Lead exposure has also been repeatedly flagged. In one study, a doubling of blood lead levels was associated with 2.6 times the odds of ALS. Elevated copper levels showed a similar pattern, with a doubling linked to 3.4 times the odds. Interestingly, higher levels of selenium and zinc appeared protective, each associated with roughly halved odds of the disease.
The Military Connection
Military veterans have long been recognized as having elevated ALS risk, and the U.S. Department of Veterans Affairs treats ALS as a service-connected disease. The reasons likely involve overlapping exposures that concentrate in military environments. Veterans are more likely to encounter lead, pesticides, chemical agents, and traumatic head injuries. Exposure to Agent Orange, the herbicide used during the Vietnam War, was associated with 2.23 times the odds of ALS in a large Korean study of military personnel exposed to herbicides. Head injuries sustained during service were linked to roughly double the risk, particularly injuries that occurred within 15 years of diagnosis. Even nerve-agent pretreatment pills given to soldiers during the Gulf War were associated with 2.7 times the odds.
Cyanobacteria and BMAA
One of the more intriguing environmental hypotheses involves BMAA, a toxin produced by blue-green algae (cyanobacteria) found in lakes, oceans, and soil worldwide. The hypothesis originated from observations of unusually high ALS rates among the Chamorro people of Guam, who were exposed to BMAA through their traditional diet. Primate studies have shown that long-term exposure to low concentrations of BMAA produces brain damage resembling human ALS, even at doses far below what would cause the acute nerve-overstimulation damage the toxin is known for at high doses. This suggests BMAA may slowly alter cell function over decades rather than killing neurons outright. The hypothesis remains active but unproven in humans, and the exact mechanism is still being worked out.
Who Gets ALS
ALS affects 2 to 3 people per 100,000 each year in Europe, with similar rates in other populations of European descent. Symptoms typically first appear around age 65, though the disease can strike much younger. The male predominance is strongest in younger age groups, with men under roughly 50 developing ALS at nearly four times the rate of women. By older ages, the gap narrows to about 1.2 to 1.4 men for every woman. This pattern has led researchers to speculate that estrogen may offer some protection, since the sex difference shrinks after the age when most women have gone through menopause.

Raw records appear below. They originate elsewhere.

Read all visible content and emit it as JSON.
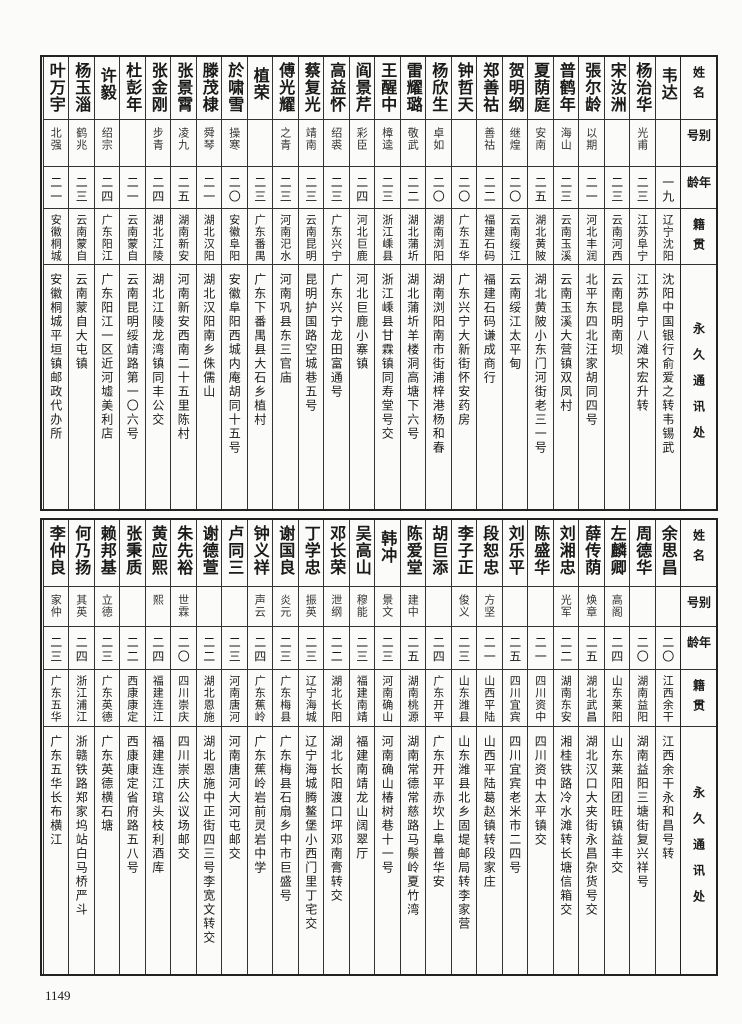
{
  "headers": [
    "姓名",
    "别号",
    "年龄",
    "籍贯",
    "永久通讯处"
  ],
  "top_table": [
    {
      "name": "韦达",
      "alias": "",
      "age": "一九",
      "native": "辽宁沈阳",
      "address": "沈阳中国银行俞爱之转韦锡武"
    },
    {
      "name": "杨治华",
      "alias": "光甫",
      "age": "二三",
      "native": "江苏阜宁",
      "address": "江苏阜宁八滩宋宏升转"
    },
    {
      "name": "宋汝洲",
      "alias": "",
      "age": "二三",
      "native": "云南河西",
      "address": "云南昆明南坝"
    },
    {
      "name": "張尔龄",
      "alias": "以期",
      "age": "二一",
      "native": "河北丰润",
      "address": "北平东四北汪家胡同四号"
    },
    {
      "name": "普鹤年",
      "alias": "海山",
      "age": "二三",
      "native": "云南玉溪",
      "address": "云南玉溪大营镇双凤村"
    },
    {
      "name": "夏荫庭",
      "alias": "安南",
      "age": "二五",
      "native": "湖北黄陂",
      "address": "湖北黄陂小东门河街老三一号"
    },
    {
      "name": "贺明纲",
      "alias": "继煌",
      "age": "二〇",
      "native": "云南绥江",
      "address": "云南绥江太平甸"
    },
    {
      "name": "郑善祜",
      "alias": "善祜",
      "age": "二二",
      "native": "福建石码",
      "address": "福建石码谦成商行"
    },
    {
      "name": "钟哲天",
      "alias": "",
      "age": "二〇",
      "native": "广东五华",
      "address": "广东兴宁大新街怀安药房"
    },
    {
      "name": "杨欣生",
      "alias": "卓如",
      "age": "二〇",
      "native": "湖南浏阳",
      "address": "湖南浏阳南市街浦梓港杨和春"
    },
    {
      "name": "雷耀璐",
      "alias": "敬武",
      "age": "二二",
      "native": "湖北蒲圻",
      "address": "湖北蒲圻羊楼洞高塘下六号"
    },
    {
      "name": "王醒中",
      "alias": "樟逵",
      "age": "二三",
      "native": "浙江嵊县",
      "address": "浙江嵊县甘霖镇同寿堂号交"
    },
    {
      "name": "阎景芹",
      "alias": "彩臣",
      "age": "二四",
      "native": "河北巨鹿",
      "address": "河北巨鹿小寨镇"
    },
    {
      "name": "高益怀",
      "alias": "绍裘",
      "age": "二三",
      "native": "广东兴宁",
      "address": "广东兴宁龙田富通号"
    },
    {
      "name": "蔡复光",
      "alias": "靖南",
      "age": "二三",
      "native": "云南昆明",
      "address": "昆明护国路空城巷五号"
    },
    {
      "name": "傅光耀",
      "alias": "之青",
      "age": "二三",
      "native": "河南汜水",
      "address": "河南巩县东三官庙"
    },
    {
      "name": "植荣",
      "alias": "",
      "age": "二三",
      "native": "广东番禺",
      "address": "广东下番禺县大石乡植村"
    },
    {
      "name": "於啸雪",
      "alias": "操寒",
      "age": "二〇",
      "native": "安徽阜阳",
      "address": "安徽阜阳西城内庵胡同十五号"
    },
    {
      "name": "滕茂棣",
      "alias": "舜琴",
      "age": "二一",
      "native": "湖北汉阳",
      "address": "湖北汉阳南乡侏儒山"
    },
    {
      "name": "张景霄",
      "alias": "凌九",
      "age": "二五",
      "native": "湖南新安",
      "address": "河南新安西南二十五里陈村"
    },
    {
      "name": "张金刚",
      "alias": "步青",
      "age": "二四",
      "native": "湖北江陵",
      "address": "湖北江陵龙湾镇同丰公交"
    },
    {
      "name": "杜彭年",
      "alias": "",
      "age": "二一",
      "native": "云南蒙自",
      "address": "云南昆明绥靖路第一〇六号"
    },
    {
      "name": "许毅",
      "alias": "绍宗",
      "age": "二四",
      "native": "广东阳江",
      "address": "广东阳江一区近河墟美利店"
    },
    {
      "name": "杨玉淄",
      "alias": "鹤兆",
      "age": "二三",
      "native": "云南蒙自",
      "address": "云南蒙自大屯镇"
    },
    {
      "name": "叶万宇",
      "alias": "北强",
      "age": "二一",
      "native": "安徽桐城",
      "address": "安徽桐城平垣镇邮政代办所"
    }
  ],
  "bottom_table": [
    {
      "name": "余思昌",
      "alias": "",
      "age": "二〇",
      "native": "江西余干",
      "address": "江西余干永和昌号转"
    },
    {
      "name": "周德华",
      "alias": "",
      "age": "二〇",
      "native": "湖南益阳",
      "address": "湖南益阳三塘街复兴祥号"
    },
    {
      "name": "左麟卿",
      "alias": "高阁",
      "age": "二四",
      "native": "山东莱阳",
      "address": "山东莱阳团旺镇益丰交"
    },
    {
      "name": "薛传荫",
      "alias": "焕章",
      "age": "二五",
      "native": "湖北武昌",
      "address": "湖北汉口大夹街永昌杂货号交"
    },
    {
      "name": "刘湘忠",
      "alias": "光军",
      "age": "二二",
      "native": "湖南东安",
      "address": "湘桂铁路冷水滩转长塘信箱交"
    },
    {
      "name": "陈盛华",
      "alias": "",
      "age": "二一",
      "native": "四川资中",
      "address": "四川资中太平镇交"
    },
    {
      "name": "刘乐平",
      "alias": "",
      "age": "二五",
      "native": "四川宜宾",
      "address": "四川宜宾老米市二四号"
    },
    {
      "name": "段恕忠",
      "alias": "方坚",
      "age": "二一",
      "native": "山西平陆",
      "address": "山西平陆葛赵镇转段家庄"
    },
    {
      "name": "李子正",
      "alias": "俊义",
      "age": "二三",
      "native": "山东潍县",
      "address": "山东潍县北乡固堤邮局转李家营"
    },
    {
      "name": "胡巨添",
      "alias": "",
      "age": "二四",
      "native": "广东开平",
      "address": "广东开平赤坎上阜普华安"
    },
    {
      "name": "陈爱堂",
      "alias": "建中",
      "age": "二五",
      "native": "湖南桃源",
      "address": "湖南常德常慈路马鬃岭夏竹湾"
    },
    {
      "name": "韩冲",
      "alias": "景文",
      "age": "二三",
      "native": "河南确山",
      "address": "河南确山椿树巷十一号"
    },
    {
      "name": "吴高山",
      "alias": "穆能",
      "age": "二三",
      "native": "福建南靖",
      "address": "福建南靖龙山阔翠厅"
    },
    {
      "name": "邓长荣",
      "alias": "泄纲",
      "age": "二二",
      "native": "湖北长阳",
      "address": "湖北长阳渡口坪邓南膏转交"
    },
    {
      "name": "丁学忠",
      "alias": "振英",
      "age": "二三",
      "native": "辽宁海城",
      "address": "辽宁海城腾鳌堡小西门里丁宅交"
    },
    {
      "name": "谢国良",
      "alias": "炎元",
      "age": "二三",
      "native": "广东梅县",
      "address": "广东梅县石扇乡中市巨盛号"
    },
    {
      "name": "钟义祥",
      "alias": "声云",
      "age": "二四",
      "native": "广东蕉岭",
      "address": "广东蕉岭岩前灵岩中学"
    },
    {
      "name": "卢同三",
      "alias": "",
      "age": "二三",
      "native": "河南唐河",
      "address": "河南唐河大河屯邮交"
    },
    {
      "name": "谢德萱",
      "alias": "",
      "age": "二二",
      "native": "湖北恩施",
      "address": "湖北恩施中正街四三号李宽文转交"
    },
    {
      "name": "朱先裕",
      "alias": "世霖",
      "age": "二〇",
      "native": "四川崇庆",
      "address": "四川崇庆公议场邮交"
    },
    {
      "name": "黄应熙",
      "alias": "熙",
      "age": "二四",
      "native": "福建连江",
      "address": "福建连江琯头枝利酒库"
    },
    {
      "name": "张秉质",
      "alias": "",
      "age": "二二",
      "native": "西康康定",
      "address": "西康康定省府路五八号"
    },
    {
      "name": "赖邦基",
      "alias": "立德",
      "age": "二三",
      "native": "广东英德",
      "address": "广东英德横石塘"
    },
    {
      "name": "何乃扬",
      "alias": "其英",
      "age": "二四",
      "native": "浙江浦江",
      "address": "浙赣铁路郑家坞站白马桥严斗"
    },
    {
      "name": "李仲良",
      "alias": "家仲",
      "age": "二三",
      "native": "广东五华",
      "address": "广东五华长布横江"
    }
  ],
  "page_number": "1149"
}
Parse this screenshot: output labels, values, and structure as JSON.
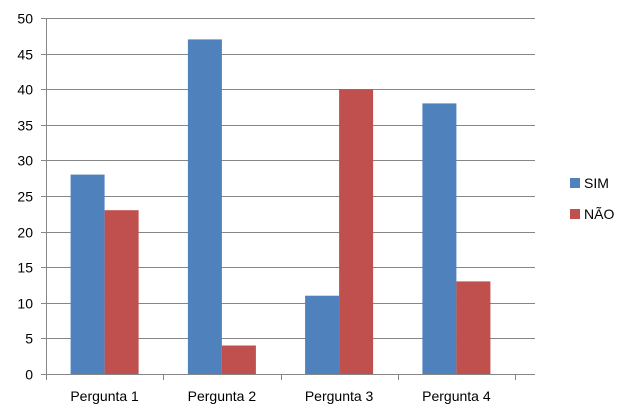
{
  "chart_data": {
    "type": "bar",
    "categories": [
      "Pergunta 1",
      "Pergunta 2",
      "Pergunta 3",
      "Pergunta 4"
    ],
    "series": [
      {
        "name": "SIM",
        "values": [
          28,
          47,
          11,
          38
        ],
        "color": "#4F81BD"
      },
      {
        "name": "NÃO",
        "values": [
          23,
          4,
          40,
          13
        ],
        "color": "#C0504D"
      }
    ],
    "ylim": [
      0,
      50
    ],
    "yticks": [
      0,
      5,
      10,
      15,
      20,
      25,
      30,
      35,
      40,
      45,
      50
    ],
    "grid": true,
    "legend": "right"
  }
}
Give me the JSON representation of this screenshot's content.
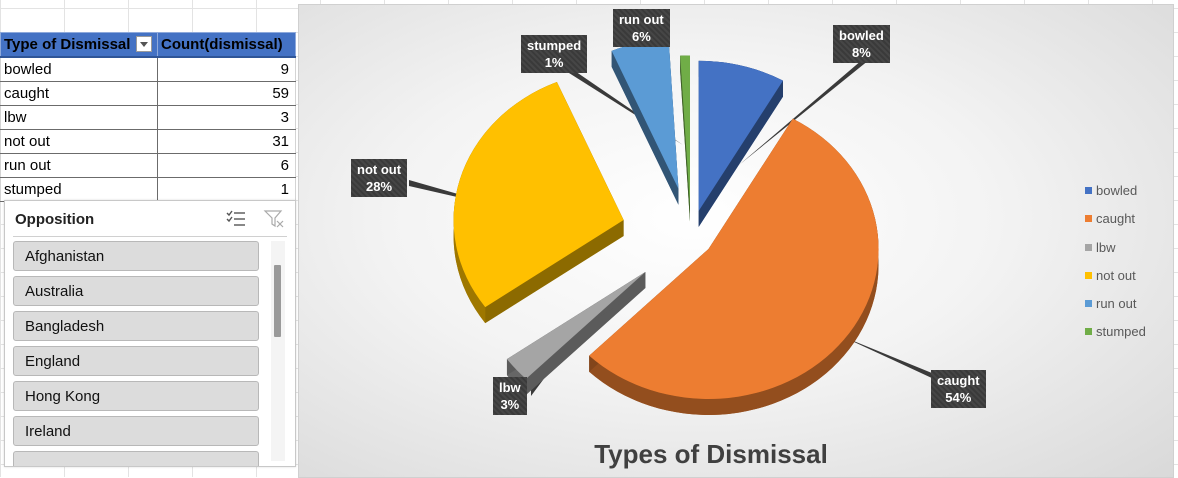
{
  "pivot": {
    "header_type": "Type of Dismissal",
    "header_count": "Count(dismissal)",
    "rows": [
      {
        "label": "bowled",
        "value": "9"
      },
      {
        "label": "caught",
        "value": "59"
      },
      {
        "label": "lbw",
        "value": "3"
      },
      {
        "label": "not out",
        "value": "31"
      },
      {
        "label": "run out",
        "value": "6"
      },
      {
        "label": "stumped",
        "value": "1"
      }
    ]
  },
  "slicer": {
    "title": "Opposition",
    "items": [
      "Afghanistan",
      "Australia",
      "Bangladesh",
      "England",
      "Hong Kong",
      "Ireland"
    ]
  },
  "chart_data": {
    "type": "pie",
    "title": "Types of Dismissal",
    "categories": [
      "bowled",
      "caught",
      "lbw",
      "not out",
      "run out",
      "stumped"
    ],
    "values": [
      9,
      59,
      3,
      31,
      6,
      1
    ],
    "percent_labels": [
      "8%",
      "54%",
      "3%",
      "28%",
      "6%",
      "1%"
    ],
    "colors": [
      "#4472c4",
      "#ed7d31",
      "#a5a5a5",
      "#ffc000",
      "#5b9bd5",
      "#70ad47"
    ],
    "exploded": true,
    "three_d": true,
    "legend_position": "right"
  }
}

The disease remains relatively rare, with a prevalence of 7 to 9 per 100,000 people at any given time. But projections suggest these numbers will rise as populations age, since age is the single strongest demographic risk factor. The combination of advancing age, accumulated environmental exposures, and whatever genetic susceptibility a person carries appears to determine who ultimately crosses the threshold into disease.